First Robotic Urologic Surgery on a Child in NYC Performed at New York Weill Cornell
Robotic Pyeloplasty Corrects Common Kidney Malformation, Eliminating Need For Large, Scarring Incision
Dec 19, 2002
Physicians in the Departments of Urology and Pediatrics at NewYork-Presbyterian Hospital Weill Cornell Medical Center have become the first in New York City to perform robotic urologic surgery on a child. The procedure, robotic pediatric pyeloplasty, corrects a common congenital malformation that, if left untreated, will endanger kidney function. It is a less-invasive alternative to the traditional "open" method, which requires a large, scarring incision.
Dr. Dix Poppas, Chief of Pediatric Urology at NewYork-Presbyterian Weill Cornell and the Richard Rodgers Family Associate Professor in Pediatric Urology at Weill Cornell Medical College, performed the surgery on a seven-year-old boy from Wallington, NJ, correcting a uretero-pelvic junction obstruction (UPJ), a narrowing of the kidney where it connects to the ureter. As many as one in 200 children are born with a degree of hydronephrosis, a dilation of the inside of the kidney that results from obstructions to the flow of urine; a large majority of these cases are due to UPJ.
"Robotically-assisted pyeloplasty offers our young patients with UPJ several advantages," said Dr. Poppas. "Unlike the more common 'open' pyeloplasty, the robotic procedure will not leave a large, permanent, disfiguring scar, and unlike laparoscopic pyeloplasty, another surgical option, suturing of the ureter is easier, making the procedure safer." Other advantages of minimally invasive surgery include quicker recovery times, less pain, and shorter hospital stays.
The three-hour surgery was performed with the help of Intuitive Surgical's Da Vinci™ Surgical System, which has been approved by the Food and Drug Administration for a number of clinical procedures at NewYork-Presbyterian Hospital. The patient returned home after a three-day hospital stay and, according to Dr. Poppas, he is experiencing an uncomplicated recovery.

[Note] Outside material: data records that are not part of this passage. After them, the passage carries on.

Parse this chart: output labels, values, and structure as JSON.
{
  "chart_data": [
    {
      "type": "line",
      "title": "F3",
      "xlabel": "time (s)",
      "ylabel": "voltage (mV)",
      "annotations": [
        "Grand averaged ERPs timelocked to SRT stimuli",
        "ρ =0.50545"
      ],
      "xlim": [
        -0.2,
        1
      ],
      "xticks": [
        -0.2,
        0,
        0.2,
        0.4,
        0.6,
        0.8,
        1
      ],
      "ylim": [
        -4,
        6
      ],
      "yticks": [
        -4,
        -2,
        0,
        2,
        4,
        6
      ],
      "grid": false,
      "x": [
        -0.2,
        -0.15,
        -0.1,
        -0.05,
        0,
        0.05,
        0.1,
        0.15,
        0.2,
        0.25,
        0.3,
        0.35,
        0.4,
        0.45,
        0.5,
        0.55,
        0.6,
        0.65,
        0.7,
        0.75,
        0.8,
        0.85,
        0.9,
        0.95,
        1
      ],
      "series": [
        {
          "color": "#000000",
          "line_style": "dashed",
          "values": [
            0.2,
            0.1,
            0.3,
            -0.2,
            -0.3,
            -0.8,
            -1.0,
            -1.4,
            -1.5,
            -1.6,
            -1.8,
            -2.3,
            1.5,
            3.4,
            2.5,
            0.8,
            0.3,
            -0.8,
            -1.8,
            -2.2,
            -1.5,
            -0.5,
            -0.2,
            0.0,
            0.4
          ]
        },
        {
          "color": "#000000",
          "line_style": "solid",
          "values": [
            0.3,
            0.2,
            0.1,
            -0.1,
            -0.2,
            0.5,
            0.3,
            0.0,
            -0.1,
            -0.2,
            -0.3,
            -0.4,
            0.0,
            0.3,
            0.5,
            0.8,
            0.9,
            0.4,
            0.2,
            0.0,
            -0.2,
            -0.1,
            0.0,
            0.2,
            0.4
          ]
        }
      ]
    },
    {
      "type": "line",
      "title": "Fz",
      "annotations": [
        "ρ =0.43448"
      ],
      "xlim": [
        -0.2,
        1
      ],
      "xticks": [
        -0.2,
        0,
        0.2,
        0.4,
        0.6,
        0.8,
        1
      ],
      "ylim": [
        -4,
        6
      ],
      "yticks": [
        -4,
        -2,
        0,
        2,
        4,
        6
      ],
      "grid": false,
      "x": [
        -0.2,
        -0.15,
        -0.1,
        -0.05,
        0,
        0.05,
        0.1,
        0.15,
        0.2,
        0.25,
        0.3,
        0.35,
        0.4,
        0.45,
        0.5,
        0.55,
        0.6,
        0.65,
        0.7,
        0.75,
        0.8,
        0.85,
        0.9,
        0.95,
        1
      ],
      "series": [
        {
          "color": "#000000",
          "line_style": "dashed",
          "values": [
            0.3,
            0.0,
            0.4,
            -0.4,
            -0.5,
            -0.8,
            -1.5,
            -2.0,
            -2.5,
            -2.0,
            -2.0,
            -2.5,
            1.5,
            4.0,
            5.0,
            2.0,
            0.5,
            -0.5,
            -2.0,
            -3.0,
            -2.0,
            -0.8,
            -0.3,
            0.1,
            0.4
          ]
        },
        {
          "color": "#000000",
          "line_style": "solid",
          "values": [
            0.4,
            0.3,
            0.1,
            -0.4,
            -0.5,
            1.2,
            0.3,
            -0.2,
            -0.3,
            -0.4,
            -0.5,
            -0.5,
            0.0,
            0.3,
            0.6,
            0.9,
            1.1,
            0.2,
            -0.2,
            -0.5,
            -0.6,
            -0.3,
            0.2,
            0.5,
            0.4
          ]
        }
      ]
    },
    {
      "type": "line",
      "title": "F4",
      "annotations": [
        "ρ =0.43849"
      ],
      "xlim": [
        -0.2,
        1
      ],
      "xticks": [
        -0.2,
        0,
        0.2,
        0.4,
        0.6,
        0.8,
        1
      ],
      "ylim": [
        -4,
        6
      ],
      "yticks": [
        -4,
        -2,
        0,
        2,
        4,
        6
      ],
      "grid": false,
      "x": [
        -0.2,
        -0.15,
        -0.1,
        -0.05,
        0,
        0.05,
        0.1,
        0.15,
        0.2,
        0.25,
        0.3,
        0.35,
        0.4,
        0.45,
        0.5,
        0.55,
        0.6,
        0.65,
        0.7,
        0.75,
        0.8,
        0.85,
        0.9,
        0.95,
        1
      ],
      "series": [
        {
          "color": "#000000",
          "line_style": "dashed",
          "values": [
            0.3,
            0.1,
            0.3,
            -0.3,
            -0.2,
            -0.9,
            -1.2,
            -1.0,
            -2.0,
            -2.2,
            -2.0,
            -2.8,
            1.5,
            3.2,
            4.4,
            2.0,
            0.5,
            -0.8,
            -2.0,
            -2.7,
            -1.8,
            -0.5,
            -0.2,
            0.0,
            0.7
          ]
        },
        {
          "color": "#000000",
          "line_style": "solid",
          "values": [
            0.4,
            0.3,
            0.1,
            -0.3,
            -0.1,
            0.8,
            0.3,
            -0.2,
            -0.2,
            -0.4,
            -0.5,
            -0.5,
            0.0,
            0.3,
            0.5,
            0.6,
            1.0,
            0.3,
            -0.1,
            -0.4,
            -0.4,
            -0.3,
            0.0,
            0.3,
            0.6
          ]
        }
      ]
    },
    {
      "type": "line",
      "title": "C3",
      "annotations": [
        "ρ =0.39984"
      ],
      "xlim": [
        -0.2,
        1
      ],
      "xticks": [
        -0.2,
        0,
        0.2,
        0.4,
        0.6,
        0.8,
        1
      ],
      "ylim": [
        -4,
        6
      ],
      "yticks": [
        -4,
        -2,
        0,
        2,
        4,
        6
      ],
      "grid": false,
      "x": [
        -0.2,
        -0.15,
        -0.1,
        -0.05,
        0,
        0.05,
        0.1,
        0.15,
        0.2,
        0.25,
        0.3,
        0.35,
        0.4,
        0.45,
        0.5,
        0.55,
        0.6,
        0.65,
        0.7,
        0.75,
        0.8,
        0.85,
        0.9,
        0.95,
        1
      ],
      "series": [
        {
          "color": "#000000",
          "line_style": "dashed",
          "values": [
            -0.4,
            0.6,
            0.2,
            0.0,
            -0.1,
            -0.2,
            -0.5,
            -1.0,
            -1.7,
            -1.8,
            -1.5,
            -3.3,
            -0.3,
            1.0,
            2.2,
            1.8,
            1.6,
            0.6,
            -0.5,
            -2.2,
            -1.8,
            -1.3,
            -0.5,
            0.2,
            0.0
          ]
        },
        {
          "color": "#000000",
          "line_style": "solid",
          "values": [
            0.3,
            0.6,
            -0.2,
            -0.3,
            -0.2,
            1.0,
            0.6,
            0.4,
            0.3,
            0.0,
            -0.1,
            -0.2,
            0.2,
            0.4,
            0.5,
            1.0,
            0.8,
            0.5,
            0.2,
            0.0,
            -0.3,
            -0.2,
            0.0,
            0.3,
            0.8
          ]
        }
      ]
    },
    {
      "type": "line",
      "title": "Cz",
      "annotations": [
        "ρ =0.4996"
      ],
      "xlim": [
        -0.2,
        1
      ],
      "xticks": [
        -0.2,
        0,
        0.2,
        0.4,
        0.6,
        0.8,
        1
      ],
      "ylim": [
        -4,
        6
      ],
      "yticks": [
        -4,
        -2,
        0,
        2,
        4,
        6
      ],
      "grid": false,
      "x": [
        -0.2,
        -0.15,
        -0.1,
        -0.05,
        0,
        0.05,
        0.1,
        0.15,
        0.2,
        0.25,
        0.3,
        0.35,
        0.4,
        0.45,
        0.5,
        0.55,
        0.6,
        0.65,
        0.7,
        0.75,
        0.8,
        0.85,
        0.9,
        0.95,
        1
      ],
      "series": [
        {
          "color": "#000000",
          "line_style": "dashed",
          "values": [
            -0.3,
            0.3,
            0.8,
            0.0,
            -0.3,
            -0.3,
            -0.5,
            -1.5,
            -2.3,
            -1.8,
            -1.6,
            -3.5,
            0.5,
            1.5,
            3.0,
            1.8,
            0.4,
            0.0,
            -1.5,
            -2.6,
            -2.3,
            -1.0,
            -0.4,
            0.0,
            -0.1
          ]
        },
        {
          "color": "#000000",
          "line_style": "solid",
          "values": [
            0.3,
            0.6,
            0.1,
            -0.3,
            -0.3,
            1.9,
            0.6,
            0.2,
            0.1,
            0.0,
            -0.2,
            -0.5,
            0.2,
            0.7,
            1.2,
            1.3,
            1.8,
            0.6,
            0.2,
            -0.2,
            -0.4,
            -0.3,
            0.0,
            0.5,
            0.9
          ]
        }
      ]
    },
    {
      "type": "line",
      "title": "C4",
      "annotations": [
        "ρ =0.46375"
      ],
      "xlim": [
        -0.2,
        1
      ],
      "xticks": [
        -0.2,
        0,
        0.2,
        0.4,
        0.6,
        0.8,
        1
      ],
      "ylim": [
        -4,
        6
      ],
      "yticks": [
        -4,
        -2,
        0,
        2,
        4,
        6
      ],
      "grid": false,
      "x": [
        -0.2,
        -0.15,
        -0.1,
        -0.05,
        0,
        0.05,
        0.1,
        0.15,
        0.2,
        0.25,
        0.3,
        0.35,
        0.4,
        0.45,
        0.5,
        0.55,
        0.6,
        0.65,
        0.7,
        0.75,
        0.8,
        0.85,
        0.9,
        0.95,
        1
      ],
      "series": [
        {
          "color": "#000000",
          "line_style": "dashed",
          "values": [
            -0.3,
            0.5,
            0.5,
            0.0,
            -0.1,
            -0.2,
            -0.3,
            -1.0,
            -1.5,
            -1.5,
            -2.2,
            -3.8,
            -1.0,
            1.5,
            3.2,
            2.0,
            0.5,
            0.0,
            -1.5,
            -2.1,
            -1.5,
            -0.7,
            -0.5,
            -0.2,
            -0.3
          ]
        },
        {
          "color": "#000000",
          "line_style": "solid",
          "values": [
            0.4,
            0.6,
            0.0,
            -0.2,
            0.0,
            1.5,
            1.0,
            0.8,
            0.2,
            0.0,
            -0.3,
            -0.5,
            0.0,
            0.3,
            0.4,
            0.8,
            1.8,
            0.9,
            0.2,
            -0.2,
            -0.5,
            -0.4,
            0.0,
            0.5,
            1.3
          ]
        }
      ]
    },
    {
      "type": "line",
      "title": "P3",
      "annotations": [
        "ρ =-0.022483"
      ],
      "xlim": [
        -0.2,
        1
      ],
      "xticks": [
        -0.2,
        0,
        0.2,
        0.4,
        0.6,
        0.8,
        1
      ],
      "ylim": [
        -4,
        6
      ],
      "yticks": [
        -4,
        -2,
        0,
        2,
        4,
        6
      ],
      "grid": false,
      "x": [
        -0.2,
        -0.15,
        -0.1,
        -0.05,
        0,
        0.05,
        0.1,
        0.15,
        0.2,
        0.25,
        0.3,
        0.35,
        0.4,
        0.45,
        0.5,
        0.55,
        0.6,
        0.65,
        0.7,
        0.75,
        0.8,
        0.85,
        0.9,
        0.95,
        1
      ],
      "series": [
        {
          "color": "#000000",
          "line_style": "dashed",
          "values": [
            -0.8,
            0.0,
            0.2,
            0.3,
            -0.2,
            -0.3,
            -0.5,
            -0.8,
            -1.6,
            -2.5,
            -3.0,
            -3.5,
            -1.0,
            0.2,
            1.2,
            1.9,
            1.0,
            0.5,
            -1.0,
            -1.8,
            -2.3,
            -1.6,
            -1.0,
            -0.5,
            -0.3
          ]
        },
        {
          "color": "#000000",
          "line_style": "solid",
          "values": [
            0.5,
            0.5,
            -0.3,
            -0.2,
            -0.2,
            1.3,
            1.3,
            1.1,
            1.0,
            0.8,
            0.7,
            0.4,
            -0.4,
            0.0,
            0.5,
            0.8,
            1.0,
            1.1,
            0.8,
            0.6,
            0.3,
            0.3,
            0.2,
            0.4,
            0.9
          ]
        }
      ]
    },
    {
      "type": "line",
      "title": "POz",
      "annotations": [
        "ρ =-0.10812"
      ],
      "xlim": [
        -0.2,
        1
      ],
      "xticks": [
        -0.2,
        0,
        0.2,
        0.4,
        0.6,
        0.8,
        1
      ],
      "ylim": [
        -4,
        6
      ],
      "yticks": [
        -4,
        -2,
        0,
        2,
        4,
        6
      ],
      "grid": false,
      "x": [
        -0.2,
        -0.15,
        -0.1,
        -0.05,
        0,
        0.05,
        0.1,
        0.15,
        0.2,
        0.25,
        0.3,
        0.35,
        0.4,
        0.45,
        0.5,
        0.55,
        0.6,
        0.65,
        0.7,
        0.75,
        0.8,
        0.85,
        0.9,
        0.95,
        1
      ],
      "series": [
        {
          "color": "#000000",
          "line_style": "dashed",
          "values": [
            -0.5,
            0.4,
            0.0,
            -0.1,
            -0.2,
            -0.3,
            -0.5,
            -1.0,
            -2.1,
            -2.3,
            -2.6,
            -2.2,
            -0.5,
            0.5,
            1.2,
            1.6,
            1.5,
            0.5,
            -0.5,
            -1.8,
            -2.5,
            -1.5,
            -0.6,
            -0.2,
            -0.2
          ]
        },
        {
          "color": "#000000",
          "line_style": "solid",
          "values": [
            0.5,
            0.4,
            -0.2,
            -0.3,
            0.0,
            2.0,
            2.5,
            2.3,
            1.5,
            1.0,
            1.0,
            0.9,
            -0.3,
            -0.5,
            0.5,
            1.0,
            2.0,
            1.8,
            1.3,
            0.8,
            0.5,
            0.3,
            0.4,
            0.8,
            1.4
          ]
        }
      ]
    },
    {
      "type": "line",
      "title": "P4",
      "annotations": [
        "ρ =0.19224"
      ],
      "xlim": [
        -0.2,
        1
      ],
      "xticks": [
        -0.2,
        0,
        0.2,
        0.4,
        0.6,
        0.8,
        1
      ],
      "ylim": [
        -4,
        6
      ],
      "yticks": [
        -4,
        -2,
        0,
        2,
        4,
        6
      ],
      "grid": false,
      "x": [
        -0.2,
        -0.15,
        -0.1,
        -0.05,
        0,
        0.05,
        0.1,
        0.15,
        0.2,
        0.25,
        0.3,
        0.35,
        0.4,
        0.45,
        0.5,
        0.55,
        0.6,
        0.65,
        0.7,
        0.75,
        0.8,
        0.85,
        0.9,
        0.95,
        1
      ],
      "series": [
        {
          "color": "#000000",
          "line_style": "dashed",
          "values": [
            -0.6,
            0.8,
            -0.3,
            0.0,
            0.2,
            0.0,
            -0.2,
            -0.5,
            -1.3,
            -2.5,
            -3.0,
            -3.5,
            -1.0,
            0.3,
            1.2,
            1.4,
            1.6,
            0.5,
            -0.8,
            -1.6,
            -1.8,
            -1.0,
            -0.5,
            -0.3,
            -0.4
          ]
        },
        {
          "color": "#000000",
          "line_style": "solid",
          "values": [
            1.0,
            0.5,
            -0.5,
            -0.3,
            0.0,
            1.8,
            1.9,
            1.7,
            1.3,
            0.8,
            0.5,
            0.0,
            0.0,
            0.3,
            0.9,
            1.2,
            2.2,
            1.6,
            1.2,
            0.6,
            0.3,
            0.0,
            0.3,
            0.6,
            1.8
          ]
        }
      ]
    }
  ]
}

Dr. Poppas said, "Our patient was originally presented to his local physician complaining of left back and flank pain. He was subsequently diagnosed with severe UPJ and referred to Weill Cornell for treatment." Diagnosis of UPJ is confirmed by abdominal ultrasound, and although the condition is commonly detected in utero, it may only become acute years later.
Robotic pyeloplasties have been performed on adults since 2001, with a success rate of 90 to 95 percent. The first robotic pediatric pyeloplasty was performed earlier this year at Children's Hospital in Boston; however, less than ten have been performed in the U.S. to date.
Pediatric urologists at Weill Cornell have also performed among the first minimally invasive kidney removals in children and infants in the metropolitan area. Such laparoscopic nephrectomies, as they are known, result in shorter hospital stays, less post-operative pain, and less scarring.
Dr. Dix Poppas is also an Associate Professor of Urology in Pediatrics and Associate Attending Pediatrician at NewYork Weill Cornell Children's Hospital of NewYork-Presbyterian Hospital.